Свежий ночной воздух ласково прильнул к воспаленному лицу Литвинова, влился пахучею струей в его засохшие губы. «Что это, – думал он, идя по темной аллее, – при чем это я присутствовал? Зачем они собрались? Зачем кричали, бранились, из кожи лезли? К чему всё это?» Литвинов пожал плечами и отправился к Веберу, взял газету и спросил себе мороженого. В газете толковалось о римском вопросе, а мороженое оказалось скверным. Он уже собирался идти домой, как вдруг к нему подошел незнакомый человек в шляпе с широкими полями и, проговорив по-русски: «Я вас не беспокою?» – присел за его столик. Тут только Литвинов, вглядевшись попристальнее в незнакомца, узнал в нем того плотного господина, который забился в уголок у Губарева и с таким вниманием окинул его глазами, когда речь зашла о политических убеждениях. В течение всего вечера господин этот не разевал рта, а теперь, подсев к Литвинову и сняв шляпу, глядел на него дружелюбным и несколько смущенным взглядом.

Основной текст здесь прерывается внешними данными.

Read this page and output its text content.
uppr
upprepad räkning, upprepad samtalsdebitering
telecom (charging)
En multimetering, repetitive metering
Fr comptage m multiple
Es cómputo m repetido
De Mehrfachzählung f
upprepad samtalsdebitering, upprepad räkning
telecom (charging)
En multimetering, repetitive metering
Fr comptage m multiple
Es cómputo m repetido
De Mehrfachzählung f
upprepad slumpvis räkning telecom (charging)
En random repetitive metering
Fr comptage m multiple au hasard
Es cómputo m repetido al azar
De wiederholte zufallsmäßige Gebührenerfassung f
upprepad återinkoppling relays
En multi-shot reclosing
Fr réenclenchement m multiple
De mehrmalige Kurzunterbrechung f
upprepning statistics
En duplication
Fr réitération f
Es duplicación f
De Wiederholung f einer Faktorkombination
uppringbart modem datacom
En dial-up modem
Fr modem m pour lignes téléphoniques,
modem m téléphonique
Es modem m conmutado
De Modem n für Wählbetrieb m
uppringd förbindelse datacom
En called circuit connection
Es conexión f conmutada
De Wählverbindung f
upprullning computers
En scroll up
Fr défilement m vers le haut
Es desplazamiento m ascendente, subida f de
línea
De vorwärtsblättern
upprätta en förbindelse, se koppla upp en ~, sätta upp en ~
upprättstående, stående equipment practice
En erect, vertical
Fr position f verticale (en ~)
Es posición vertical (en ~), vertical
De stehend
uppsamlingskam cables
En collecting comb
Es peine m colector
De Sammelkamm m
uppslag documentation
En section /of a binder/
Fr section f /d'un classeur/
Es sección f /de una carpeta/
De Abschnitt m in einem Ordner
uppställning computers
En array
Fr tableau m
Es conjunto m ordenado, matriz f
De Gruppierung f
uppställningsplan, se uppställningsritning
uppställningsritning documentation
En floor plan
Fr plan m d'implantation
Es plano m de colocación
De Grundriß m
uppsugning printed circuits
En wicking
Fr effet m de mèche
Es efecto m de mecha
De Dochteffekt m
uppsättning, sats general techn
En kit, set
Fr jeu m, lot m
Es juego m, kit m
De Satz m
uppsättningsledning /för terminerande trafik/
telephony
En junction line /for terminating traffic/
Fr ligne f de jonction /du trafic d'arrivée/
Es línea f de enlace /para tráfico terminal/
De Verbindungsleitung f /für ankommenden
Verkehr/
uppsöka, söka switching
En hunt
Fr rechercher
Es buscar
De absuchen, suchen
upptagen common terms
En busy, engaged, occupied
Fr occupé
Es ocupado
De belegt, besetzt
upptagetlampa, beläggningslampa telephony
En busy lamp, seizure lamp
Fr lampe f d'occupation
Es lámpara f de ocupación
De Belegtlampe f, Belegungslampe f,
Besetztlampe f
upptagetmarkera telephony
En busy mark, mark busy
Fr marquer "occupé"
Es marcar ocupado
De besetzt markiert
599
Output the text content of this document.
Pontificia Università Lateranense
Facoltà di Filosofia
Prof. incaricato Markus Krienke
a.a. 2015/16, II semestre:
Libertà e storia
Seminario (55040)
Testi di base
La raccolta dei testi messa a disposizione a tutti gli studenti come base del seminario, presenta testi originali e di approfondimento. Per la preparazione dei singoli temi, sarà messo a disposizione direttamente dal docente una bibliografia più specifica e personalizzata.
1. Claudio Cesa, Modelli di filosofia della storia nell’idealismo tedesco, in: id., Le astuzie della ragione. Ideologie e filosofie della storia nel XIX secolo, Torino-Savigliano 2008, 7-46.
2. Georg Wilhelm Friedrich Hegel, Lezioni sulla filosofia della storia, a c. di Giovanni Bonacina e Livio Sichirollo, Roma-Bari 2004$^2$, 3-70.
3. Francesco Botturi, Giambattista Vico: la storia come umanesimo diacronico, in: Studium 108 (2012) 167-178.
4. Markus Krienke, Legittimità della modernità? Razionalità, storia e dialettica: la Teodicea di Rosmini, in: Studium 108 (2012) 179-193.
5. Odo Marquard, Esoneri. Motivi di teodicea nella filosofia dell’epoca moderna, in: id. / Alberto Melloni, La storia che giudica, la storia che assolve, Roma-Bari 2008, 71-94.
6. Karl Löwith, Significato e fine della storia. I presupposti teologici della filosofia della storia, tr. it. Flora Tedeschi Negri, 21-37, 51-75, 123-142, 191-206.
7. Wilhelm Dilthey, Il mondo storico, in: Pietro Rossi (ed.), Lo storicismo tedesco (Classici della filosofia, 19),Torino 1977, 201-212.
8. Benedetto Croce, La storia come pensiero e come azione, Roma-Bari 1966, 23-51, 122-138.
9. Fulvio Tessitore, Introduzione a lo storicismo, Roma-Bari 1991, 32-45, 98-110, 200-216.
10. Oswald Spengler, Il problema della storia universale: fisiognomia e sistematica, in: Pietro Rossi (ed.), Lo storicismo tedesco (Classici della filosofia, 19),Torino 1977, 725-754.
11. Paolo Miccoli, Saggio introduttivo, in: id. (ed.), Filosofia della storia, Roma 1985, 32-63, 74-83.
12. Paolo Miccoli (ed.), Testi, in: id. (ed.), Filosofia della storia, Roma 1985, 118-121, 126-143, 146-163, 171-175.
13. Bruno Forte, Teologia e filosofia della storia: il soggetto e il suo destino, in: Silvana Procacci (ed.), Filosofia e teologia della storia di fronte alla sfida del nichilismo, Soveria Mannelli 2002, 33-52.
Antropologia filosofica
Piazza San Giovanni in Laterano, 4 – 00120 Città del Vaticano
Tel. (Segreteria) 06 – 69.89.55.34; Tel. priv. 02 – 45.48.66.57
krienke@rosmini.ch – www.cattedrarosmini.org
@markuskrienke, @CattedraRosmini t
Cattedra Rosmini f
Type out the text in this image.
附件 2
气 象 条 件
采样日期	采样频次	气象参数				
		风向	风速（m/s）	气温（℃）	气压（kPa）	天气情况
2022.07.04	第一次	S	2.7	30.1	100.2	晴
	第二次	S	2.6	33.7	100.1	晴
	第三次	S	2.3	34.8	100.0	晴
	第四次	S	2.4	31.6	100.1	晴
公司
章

V– Господин Губарев, у которого я имел удовольствие вас видеть сегодня, – начал он, – меня вам не отрекомендовал; так уж, если вы позволите, я сам себя рекомендую: Потугин, отставной надворный советник, служил в министерстве финансов, в Санкт-Петербурге. Надеюсь, что вы не найдете странным… я вообще не имею привычки так внезапно знакомиться… но с вами…
Тут Потугин замялся и попросил кельнера принести ему рюмочку киршвассера. «Для храбрости», – прибавил он с улыбкой.
Литвинов с удвоенным вниманием посмотрел на это последнее изо всех тех новых лиц, с которыми ему в тот день пришлось столкнуться, и тотчас же подумал: «Этот не то, что те».
Действительно, не то. Пред ним сидел, перебирая по краю стола тонкими ручками, человек широкоплечий, с просторным туловищем на коротких ногах, с понурою курчавою головой, с очень умными и очень печальными глазками под густыми бровями, с крупным правильным ртом, нехорошими зубами и тем чисто русским носом, которому присвоено название картофеля; человек с виду неловкий и даже диковатый, но уже, наверное, недюжинный. Одет он был небрежно: старомодный сюртук сидел на нем мешком, и галстух сбился на сторону. Его внезапная доверчивость не только не показалась Литвинову назойливостью, но, напротив, втайне ему польстила: нельзя было не видеть, что за этим человеком не водилось привычки навязываться незнакомым. Странное впечатление произвел он на Литвинова: он возбуждал в нем и уважение, и сочувствие, и какое-то невольное сожаление.
– Так я не беспокою вас? – повторил он мягким, немного сиплым и слабым голосом, который как нельзя лучше шел ко всей его фигуре.
– Помилуйте, – возразил Литвинов, – я, напротив, очень рад.
– В самом деле? Ну, так и я рад. Я слышал об вас много; я знаю, чем вы занимаетесь и какие ваши намерения. Дело хорошее. То-то вы и молчали сегодня.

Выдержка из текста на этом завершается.